What to expect during your pregnancy
- During your pregnancy, you will have visits with all three midwives in rotation, as we share call and want you to feel comfortable with all of us by the time you are ready to give birth.
- You will have a new OB visit, at which we will review instructions for pregnancy, warning signs, answer questions, and give you a requisition to get lab work done. The next visit will be the initial OB visit, which is an hour long. This gives us plenty of time to review your medical history, do a thorough physical exam, and go over instructions as well as answer your questions. You will then be seen once a month until 28 weeks, then once every 2 weeks until 36 weeks, and finally once a week until delivery.
- We offer family centered care, and you are welcome to bring your partner, friend, children, or other people that you would like to be involved in your pregnancy. Ultrasound is offered at 12 and 20 weeks, and may be indicated at other times for medical reasons. We will spend time getting to know you and providing individualized care.
- Midwives are experts in pregnancy and childbirth, and if any complications or situations of concern arise during the pregnancy, we will consult with and may have you see a perinatologist. Although most pregnant women are “low risk”, some women do have pre-existing medical problems or develop complications during the pregnancy. We do continue to care for women with well controlled gestation diabetes, pregnancy induced hypertension, and other problems. Having had a prior miscarriage or being Rh negative does not put someone in a “high risk” category; therefore they would still be a candidate for care by a midwife.

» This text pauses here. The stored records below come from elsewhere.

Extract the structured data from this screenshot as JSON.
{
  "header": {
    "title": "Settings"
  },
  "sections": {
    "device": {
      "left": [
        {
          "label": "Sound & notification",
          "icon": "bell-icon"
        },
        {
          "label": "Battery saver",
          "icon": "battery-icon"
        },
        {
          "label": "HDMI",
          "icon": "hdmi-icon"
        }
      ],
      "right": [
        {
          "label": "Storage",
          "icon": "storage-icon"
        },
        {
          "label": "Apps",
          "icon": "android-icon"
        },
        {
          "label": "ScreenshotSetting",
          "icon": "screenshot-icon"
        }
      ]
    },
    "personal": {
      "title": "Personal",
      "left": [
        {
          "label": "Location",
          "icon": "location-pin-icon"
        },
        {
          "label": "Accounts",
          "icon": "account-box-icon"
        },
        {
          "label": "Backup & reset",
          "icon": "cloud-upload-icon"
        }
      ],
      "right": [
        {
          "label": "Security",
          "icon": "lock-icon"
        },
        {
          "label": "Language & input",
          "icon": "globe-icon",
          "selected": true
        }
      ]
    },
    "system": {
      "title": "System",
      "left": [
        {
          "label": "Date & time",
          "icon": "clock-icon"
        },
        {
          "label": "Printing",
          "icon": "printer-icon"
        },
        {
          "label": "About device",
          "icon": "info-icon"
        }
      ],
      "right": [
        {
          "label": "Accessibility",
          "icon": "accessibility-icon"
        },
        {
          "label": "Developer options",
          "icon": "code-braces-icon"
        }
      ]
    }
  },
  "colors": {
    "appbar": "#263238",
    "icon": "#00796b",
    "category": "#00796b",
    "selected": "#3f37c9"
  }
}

- At this time we are unable to attend the births of women planning vaginal delivery after cesarean due to policies at Alta Vista Regional Hospital. At this time we are unable to attend the births of women planning vaginal delivery after cesarean due to policies at Alta Vista Regional Hospital; however, we will provide your prenatal care and schedule an appointment for you to meet a provider we trust in Albuquerque who can offer you this important option. You would then deliver at either UNMH or Women’s Hospital
What to expect during labor and delivery
- A typical midwifery delivery will have less medical intervention than a tradition delivery. Many of our patients deliver without the use of medication. However, if the mother desires or it becomes medically necessary, the midwife has access to pain relief options.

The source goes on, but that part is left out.